Beim deutsch-französischen Ministerrat am Mittwoch kommender Woche (16. Oktober) im südwestfranzösischen Toulouse sollte es ein Signal geben für den nächsten Schritt bei dem riesigen Rüstungsvorhaben, teilte Airbus am Dienstag mit. Toulouse ist ein zentraler Produktions- und Managementstandort von Airbus.

Laut Diplomaten wird der Verteidigungsbereich ein wichtiges Thema des eintägigen Treffens sein, bei dem Kanzlerin Angela Merkel (CDU) und Frankreichs Staatschef Emmanuel Macron erwartet werden.

Die damalige deutsche Verteidigungsministerin Ursula von der Leyen hatte im Juni bei der weltgrößten Luftfahrtmesse Le Bourget bei Paris mit ihrer französischen Kollegin Florence Parly und ihrer spanischen Kollegin Margarita Robles die Verträge für das gigantische Rüstungsprojekt unterschrieben. Bei der Enthüllung eines ersten Modells des neuen Kampffliegers war auch Macron dabei. Von der Leyen wird voraussichtlich Anfang November als neue EU-Kommissionspräsidentin in Brüssel starten.

Das sogenannte Luftkampfsystem der Zukunft (FCAS) soll von 2040 an einsatzfähig sein – am Ende soll es nicht nur einen einzelnen Kampfflieger der neuen Generation geben, sondern auch ein Gesamtsystem, das Drohnen oder Satelliten steuern kann. Für die Entwicklung des Systemverbundes werden laut Experten schätzungsweise acht Milliarden Euro fällig.
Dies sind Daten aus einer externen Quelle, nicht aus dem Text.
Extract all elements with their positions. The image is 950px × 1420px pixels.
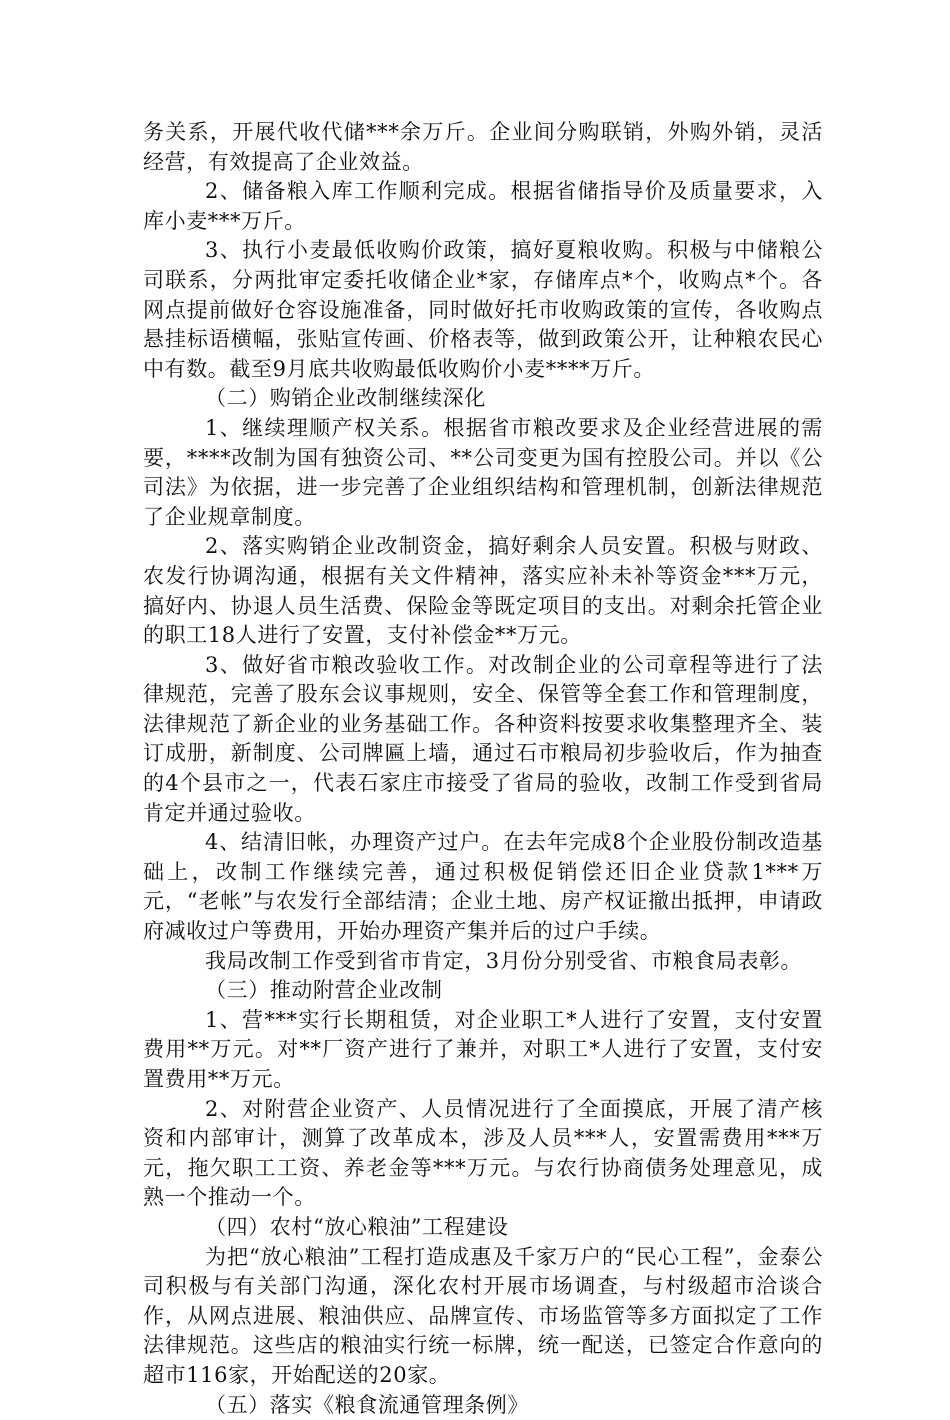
document-body [143, 118, 823, 1420]
paragraph-audit: 2、对附营企业资产、人员情况进行了全面摸底，开展了清产核资和内部审计，测算了改革成本，涉及人员***人，安置需费用***万元，拖欠职工工资、养老金等***万元。与农行协商债务处理意见，成熟一个推动一个。 [143, 1096, 823, 1210]
paragraph-grain-oil-project: 为把“放心粮油”工程打造成惠及千家万户的“民心工程”，金泰公司积极与有关部门沟通，深化农村开展市场调查，与村级超市洽谈合作，从网点进展、粮油供应、品牌宣传、市场监管等多方面拟定了工作法律规范。这些店的粮油实行统一标牌，统一配送，已签定合作意向的超市116家，开始配送的20家。 [143, 1244, 823, 1387]
paragraph-reform-funds: 2、落实购销企业改制资金，搞好剩余人员安置。积极与财政、农发行协调沟通，根据有关文件精神，落实应补未补等资金***万元，搞好内、协退人员生活费、保险金等既定项目的支出。对剩余托管企业的职工18人进行了安置，支付补偿金**万元。 [143, 534, 823, 648]
section-heading-4: （四）农村“放心粮油”工程建设 [205, 1214, 509, 1239]
paragraph-old-accounts: 4、结清旧帐，办理资产过户。在去年完成8个企业股份制改造基础上，改制工作继续完善，通过积极促销偿还旧企业贷款1***万元，“老帐”与农发行全部结清；企业土地、房产权证撤出抵押，申请政府减收过户等费用，开始办理资产集并后的过户手续。 [143, 830, 823, 944]
paragraph-reserve-grain: 2、储备粮入库工作顺利完成。根据省储指导价及质量要求，入库小麦***万斤。 [143, 179, 823, 233]
paragraph-acceptance: 3、做好省市粮改验收工作。对改制企业的公司章程等进行了法律规范，完善了股东会议事规则，安全、保管等全套工作和管理制度，法律规范了新企业的业务基础工作。各种资料按要求收集整理齐全、装订成册，新制度、公司牌匾上墙，通过石市粮局初步验收后，作为抽查的4个县市之一，代表石家庄市接受了省局的验收，改制工作受到省局肯定并通过验收。 [143, 652, 823, 825]
paragraph-commendation: 我局改制工作受到省市肯定，3月份分别受省、市粮食局表彰。 [205, 948, 803, 973]
section-heading-3: （三）推动附营企业改制 [205, 978, 443, 1003]
paragraph-property-rights: 1、继续理顺产权关系。根据省市粮改要求及企业经营进展的需要，****改制为国有独资公司、**公司变更为国有控股公司。并以《公司法》为依据，进一步完善了企业组织结构和管理机制，创新法律规范了企业规章制度。 [143, 415, 823, 529]
paragraph-leasing: 1、营***实行长期租赁，对企业职工*人进行了安置，支付安置费用**万元。对**厂资产进行了兼并，对职工*人进行了安置，支付安置费用**万元。 [143, 1007, 823, 1091]
section-heading-5: （五）落实《粮食流通管理条例》 [205, 1392, 529, 1417]
paragraph-cooperation: 务关系，开展代收代储***余万斤。企业间分购联销，外购外销，灵活经营，有效提高了企业效益。 [143, 120, 823, 174]
section-heading-2: （二）购销企业改制继续深化 [205, 386, 486, 411]
paragraph-wheat-purchase: 3、执行小麦最低收购价政策，搞好夏粮收购。积极与中储粮公司联系，分两批审定委托收储企业*家，存储库点*个，收购点*个。各网点提前做好仓容设施准备，同时做好托市收购政策的宣传，各收购点悬挂标语横幅，张贴宣传画、价格表等，做到政策公开，让种粮农民心中有数。截至9月底共收购最低收购价小麦****万斤。 [143, 238, 823, 381]
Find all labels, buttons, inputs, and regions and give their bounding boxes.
«Wir haben keine Zeit zu verlieren», teilten der Vorstandschef der Airbus-Verteidigungsparte, Dirk Hoke, und Dassault-Aviation-Chef Éric Trappier mit. Es müsse bei dem Projekt nun die sogenannte Demonstratorphase angestoßen werden. Dabei werden einzelne Teile des Flugzeugs getestet. Außerdem müsse es einen zuverlässigen Finanzierungsplan der Partnernationen geben, so Hoke und Trappier.